Move it! People who are physically fit in their middle years are up to 35% less likely to develop Alzheimer’s later on. But it’s never too late to boost your brainpower; regular walking can increase growth in the brain’s hippocampus and prefrontal cortex -- important for building and protecting memory -- even if you’re in your 60s, 70s, or 80s.   

Eat like you live along the Mediterranean. Good fats, found in olive oil, salmon, sea trout, and nuts, along with plenty of fruits and veggies, lean protein, 100% whole grains, and a smidge of low or no-fat dairy is the way to go. This diet could cut your risk 15 to 40%. Bump up your intake of brain-pampering omega-3 fatty acids by taking a daily supplement containing 900 milligrams of DHA, too.  

Control known brain-damagers. Stop smoking (everything) and avoid second- and thirdhand smoke or fumes from tobacco, marijuana, and vaping!
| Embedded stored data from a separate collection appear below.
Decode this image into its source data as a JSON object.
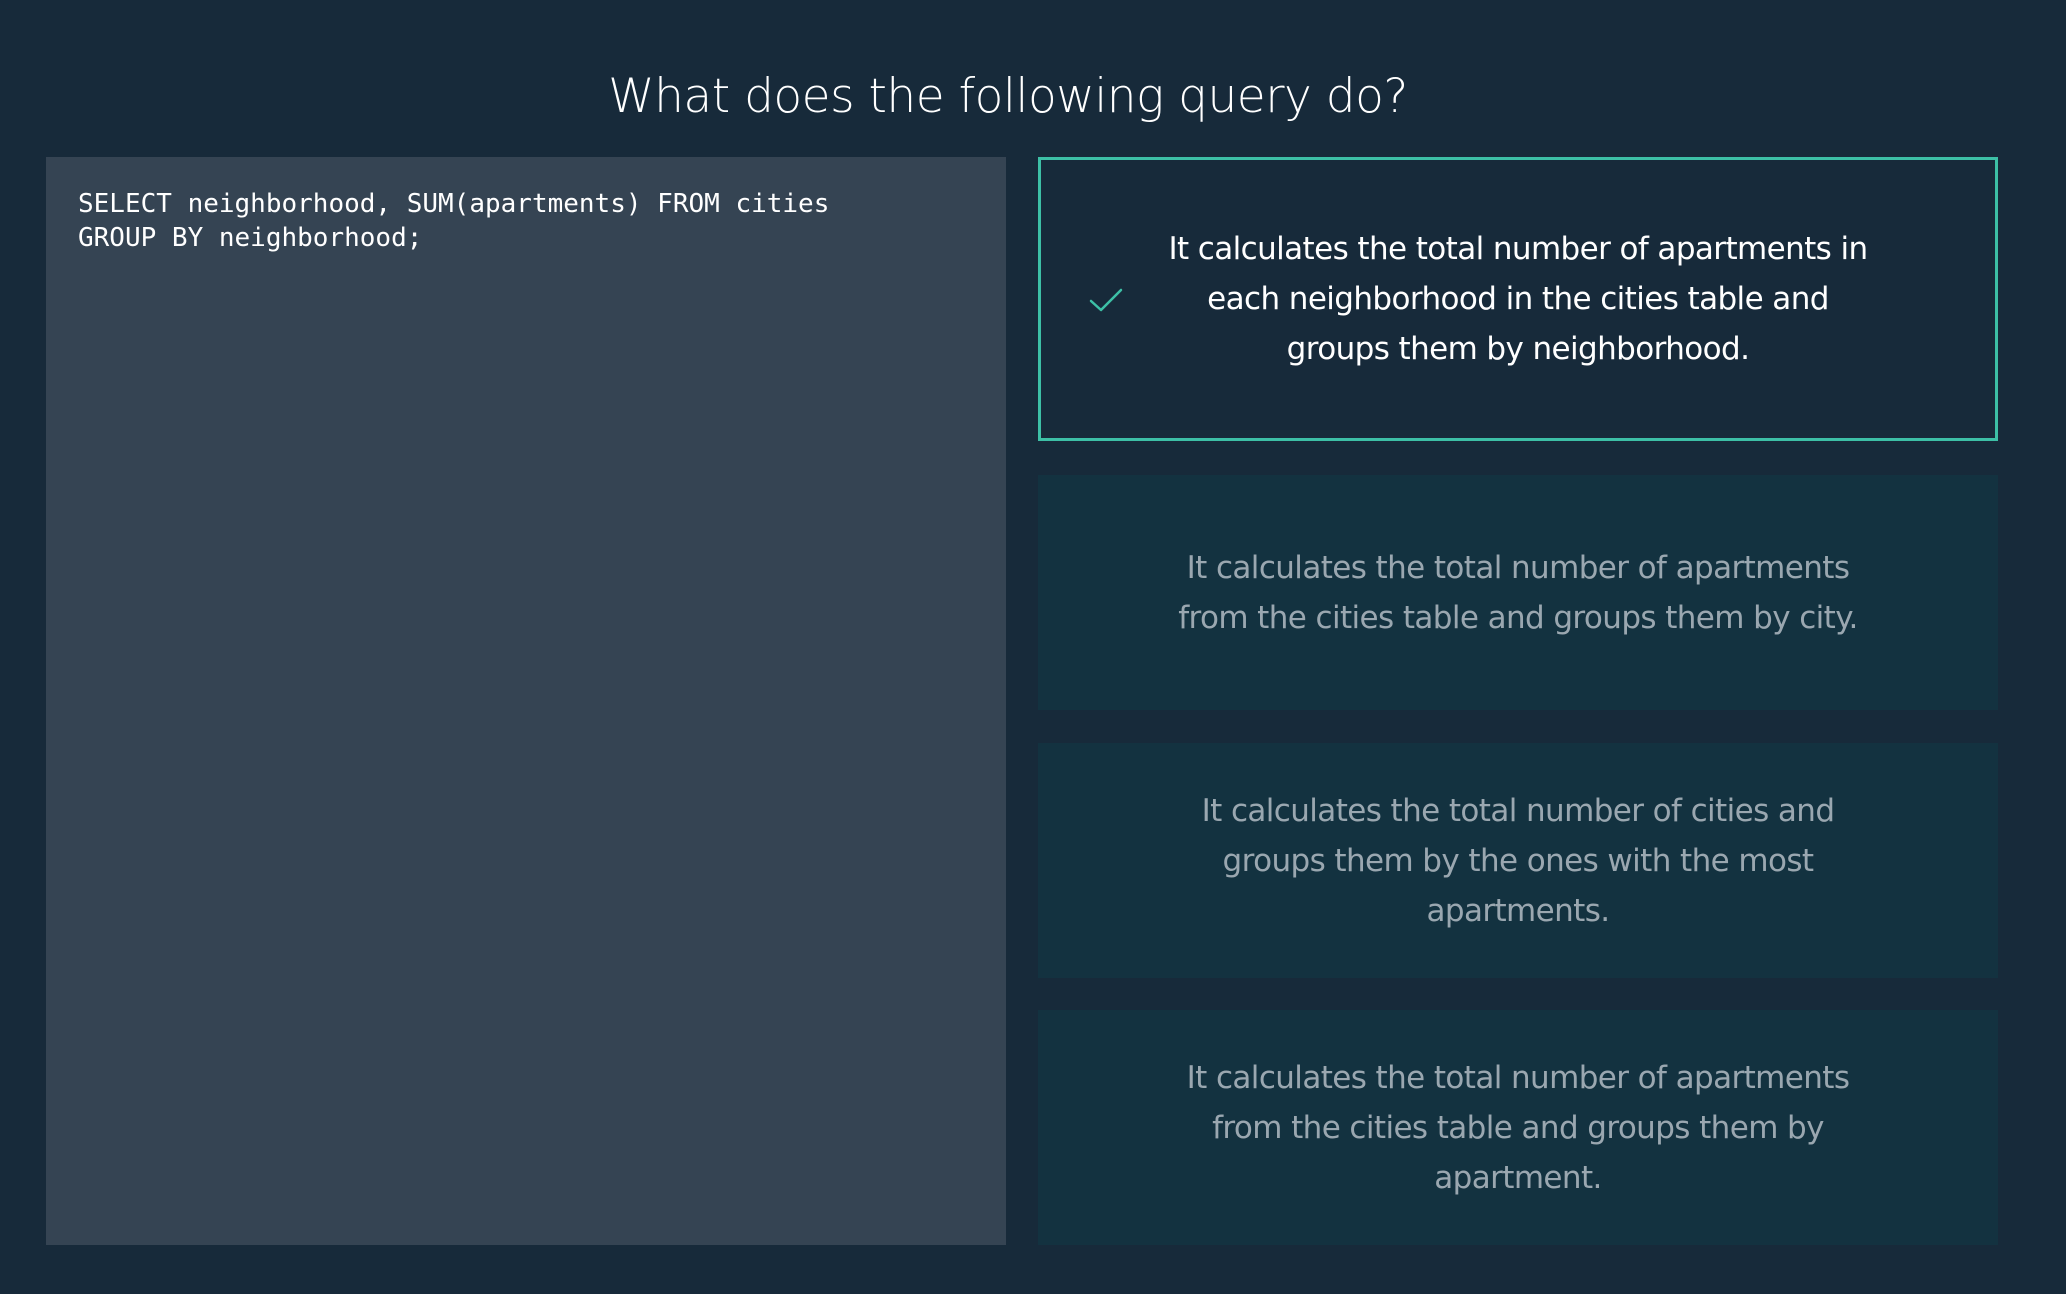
{
  "question": {
    "title": "What does the following query do?"
  },
  "code": {
    "text": "SELECT neighborhood, SUM(apartments) FROM cities\nGROUP BY neighborhood;"
  },
  "answers": [
    {
      "text": "It calculates the total number of apartments in each neighborhood in the cities table and groups them by neighborhood.",
      "state": "correct",
      "icon": "check-icon"
    },
    {
      "text": "It calculates the total number of apartments from the cities table and groups them by city.",
      "state": "unselected"
    },
    {
      "text": "It calculates the total number of cities and groups them by the ones with the most apartments.",
      "state": "unselected"
    },
    {
      "text": "It calculates the total number of apartments from the cities table and groups them by apartment.",
      "state": "unselected"
    }
  ],
  "colors": {
    "background": "#172a3a",
    "code_panel": "#354453",
    "option_background": "#133240",
    "correct_accent": "#3dc0a6",
    "muted_text": "#9aa7b0"
  }
}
Take high blood pressure, high LDL cholesterol and diabetes very seriously. All three damage blood vessels that carry oxygen-rich blood to your brain. Ignoring these conditions could boost your risk for vascular dementia (caused by clogged vessels or mini strokes) by as much as 46%.

Challenge your brain in new ways. Dust off your guitar, break out the Scrabble board or learn a complicated new card game. Brain-stimulating activities just three days a week in midlife and beyond can fend off dementia by 3 to 8 years or longer. The key: New thought patterns encourage your brain to grow new neural connections. If you’re already a crossword puzzle ace, try a math game like Sudoku.

Medically reviewed in February 2020.